SMIPE aimed at uncovering topics to investigate in the upcoming quantitative evaluations, and explain findings from the previous ones. These questions were investigated both at the regional level, and specifically in Mexico, through the experience of the State of Chiapas as a case study at the local level.
SMIPE used an explanatory and exploratory design in order to draw broadly applicable lessons from its successes and clarify the factors behind the failures in some aspects of the initiative. The explanatory investigation aimed to reveal the reasons that SMI interventions had mixed success reaching indicator targets. These data augment and explain existent quantitative results. The exploratory design of SMIPE shed light on the unique aspects of SMI, such as its regional focus, the collaborative nature of its partnerships, and the results-based aid structure underlying it. Given the novelty of SMI in the region, it is important to understand the relevance and effectiveness of its components.
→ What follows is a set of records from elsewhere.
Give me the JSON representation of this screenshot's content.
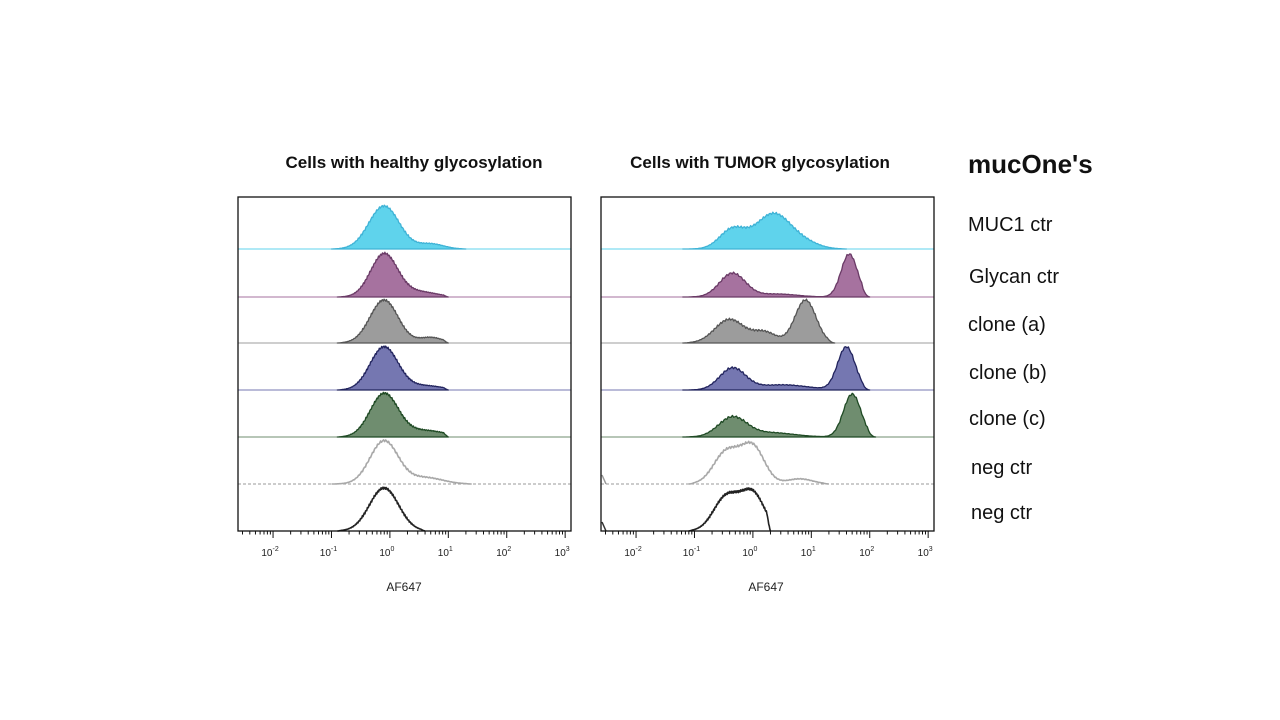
{
  "chart_data": {
    "type": "histogram",
    "legend_title": "mucOne's",
    "series": [
      {
        "name": "MUC1 ctr",
        "fill": "#5fd3ec",
        "stroke": "#3fb3d6",
        "filled": true,
        "dashed_baseline": false
      },
      {
        "name": "Glycan ctr",
        "fill": "#a6729f",
        "stroke": "#6a3a66",
        "filled": true,
        "dashed_baseline": false
      },
      {
        "name": "clone (a)",
        "fill": "#9c9c9c",
        "stroke": "#555555",
        "filled": true,
        "dashed_baseline": false
      },
      {
        "name": "clone (b)",
        "fill": "#7577b1",
        "stroke": "#22245e",
        "filled": true,
        "dashed_baseline": false
      },
      {
        "name": "clone (c)",
        "fill": "#6f8d6f",
        "stroke": "#1f4a24",
        "filled": true,
        "dashed_baseline": false
      },
      {
        "name": "neg ctr",
        "fill": "none",
        "stroke": "#a8a8a8",
        "filled": false,
        "dashed_baseline": true
      },
      {
        "name": "neg ctr",
        "fill": "none",
        "stroke": "#222222",
        "filled": false,
        "dashed_baseline": false
      }
    ],
    "panels": [
      {
        "title": "Cells with healthy glycosylation",
        "xlabel": "AF647",
        "xscale": "log",
        "xlim": [
          -2.6,
          3.1
        ],
        "xticks": [
          {
            "base": "10",
            "exp": "-2",
            "log": -2
          },
          {
            "base": "10",
            "exp": "-1",
            "log": -1
          },
          {
            "base": "10",
            "exp": "0",
            "log": 0
          },
          {
            "base": "10",
            "exp": "1",
            "log": 1
          },
          {
            "base": "10",
            "exp": "2",
            "log": 2
          },
          {
            "base": "10",
            "exp": "3",
            "log": 3
          }
        ],
        "histograms": [
          {
            "series": "MUC1 ctr",
            "peaks": [
              {
                "x": -0.1,
                "h": 1.0,
                "w": 0.26
              },
              {
                "x": 0.7,
                "h": 0.12,
                "w": 0.22
              }
            ],
            "range": [
              -1.0,
              1.3
            ]
          },
          {
            "series": "Glycan ctr",
            "peaks": [
              {
                "x": -0.1,
                "h": 1.0,
                "w": 0.23
              },
              {
                "x": 0.5,
                "h": 0.12,
                "w": 0.3
              }
            ],
            "range": [
              -0.9,
              1.0
            ]
          },
          {
            "series": "clone (a)",
            "peaks": [
              {
                "x": -0.1,
                "h": 1.0,
                "w": 0.24
              },
              {
                "x": 0.7,
                "h": 0.13,
                "w": 0.2
              }
            ],
            "range": [
              -0.9,
              1.0
            ]
          },
          {
            "series": "clone (b)",
            "peaks": [
              {
                "x": -0.1,
                "h": 1.0,
                "w": 0.24
              },
              {
                "x": 0.6,
                "h": 0.1,
                "w": 0.3
              }
            ],
            "range": [
              -0.9,
              1.0
            ]
          },
          {
            "series": "clone (c)",
            "peaks": [
              {
                "x": -0.1,
                "h": 1.0,
                "w": 0.24
              },
              {
                "x": 0.6,
                "h": 0.15,
                "w": 0.35
              }
            ],
            "range": [
              -0.9,
              1.0
            ]
          },
          {
            "series": "neg ctr",
            "peaks": [
              {
                "x": -0.1,
                "h": 1.0,
                "w": 0.24
              },
              {
                "x": 0.6,
                "h": 0.15,
                "w": 0.3
              }
            ],
            "range": [
              -1.0,
              1.4
            ]
          },
          {
            "series": "neg ctr",
            "peaks": [
              {
                "x": -0.1,
                "h": 1.0,
                "w": 0.25
              }
            ],
            "range": [
              -0.9,
              0.6
            ]
          }
        ]
      },
      {
        "title": "Cells with TUMOR glycosylation",
        "xlabel": "AF647",
        "xscale": "log",
        "xlim": [
          -2.6,
          3.1
        ],
        "xticks": [
          {
            "base": "10",
            "exp": "-2",
            "log": -2
          },
          {
            "base": "10",
            "exp": "-1",
            "log": -1
          },
          {
            "base": "10",
            "exp": "0",
            "log": 0
          },
          {
            "base": "10",
            "exp": "1",
            "log": 1
          },
          {
            "base": "10",
            "exp": "2",
            "log": 2
          },
          {
            "base": "10",
            "exp": "3",
            "log": 3
          }
        ],
        "histograms": [
          {
            "series": "MUC1 ctr",
            "peaks": [
              {
                "x": -0.35,
                "h": 0.45,
                "w": 0.22
              },
              {
                "x": 0.35,
                "h": 0.82,
                "w": 0.3
              },
              {
                "x": 0.9,
                "h": 0.12,
                "w": 0.25
              }
            ],
            "range": [
              -1.2,
              1.6
            ]
          },
          {
            "series": "Glycan ctr",
            "peaks": [
              {
                "x": -0.35,
                "h": 0.55,
                "w": 0.22
              },
              {
                "x": 0.4,
                "h": 0.07,
                "w": 0.35
              },
              {
                "x": 1.65,
                "h": 1.0,
                "w": 0.14
              }
            ],
            "range": [
              -1.2,
              2.0
            ]
          },
          {
            "series": "clone (a)",
            "peaks": [
              {
                "x": -0.4,
                "h": 0.55,
                "w": 0.25
              },
              {
                "x": 0.2,
                "h": 0.25,
                "w": 0.2
              },
              {
                "x": 0.9,
                "h": 1.0,
                "w": 0.18
              }
            ],
            "range": [
              -1.2,
              1.4
            ]
          },
          {
            "series": "clone (b)",
            "peaks": [
              {
                "x": -0.35,
                "h": 0.5,
                "w": 0.22
              },
              {
                "x": 0.5,
                "h": 0.12,
                "w": 0.45
              },
              {
                "x": 1.6,
                "h": 1.0,
                "w": 0.15
              }
            ],
            "range": [
              -1.2,
              2.0
            ]
          },
          {
            "series": "clone (c)",
            "peaks": [
              {
                "x": -0.35,
                "h": 0.45,
                "w": 0.24
              },
              {
                "x": 0.3,
                "h": 0.1,
                "w": 0.4
              },
              {
                "x": 1.7,
                "h": 1.0,
                "w": 0.15
              }
            ],
            "range": [
              -1.2,
              2.1
            ]
          },
          {
            "series": "neg ctr",
            "peaks": [
              {
                "x": -0.45,
                "h": 0.75,
                "w": 0.22
              },
              {
                "x": 0.0,
                "h": 0.85,
                "w": 0.2
              },
              {
                "x": 0.8,
                "h": 0.12,
                "w": 0.22
              }
            ],
            "range": [
              -1.1,
              1.3
            ]
          },
          {
            "series": "neg ctr",
            "peaks": [
              {
                "x": -0.45,
                "h": 0.8,
                "w": 0.22
              },
              {
                "x": 0.0,
                "h": 0.85,
                "w": 0.2
              }
            ],
            "range": [
              -1.1,
              0.3
            ]
          }
        ]
      }
    ]
  }
}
The qualitative methods employed for the process evaluation were designed in conjunction with the quantitative surveys being conducted by IHME:
- Document review: an exhaustive review of SMI documents was conducted to inform and develop the evaluation. This includes revision of operational plans, proposals, budgets, expenditure reports, cost-benefit analyses, barrier studies, reports, memos, quantitative study results, and other operational documents.
- Key informant interviews: key informants were selected from a pool of SMI decision-makers and programmatic actors to be interviewed, including funders, the IDB, ministry of health officials, local partners, health care workers, and midwives.
- Focus group discussions: users of the health care system, both men and women in areas both with and without large indigenous populations, participated in focus group discussions to explore their interactions with the health care system, as well as their perceptions, behaviors, and knowledge around health, pregnancy, family planning, child care, and other topics related to SMI.
- Partnership surveys: in order to evaluate the dynamic horizontal relationships involved in SMI, a partnership survey was administered to visualize the network of actors involved in SMI. The tool was designed to demonstrate how member organizations are connected, show how resources are leveraged and exchanged, measure the levels of trust in a network, and link outcomes to the process of collaboration.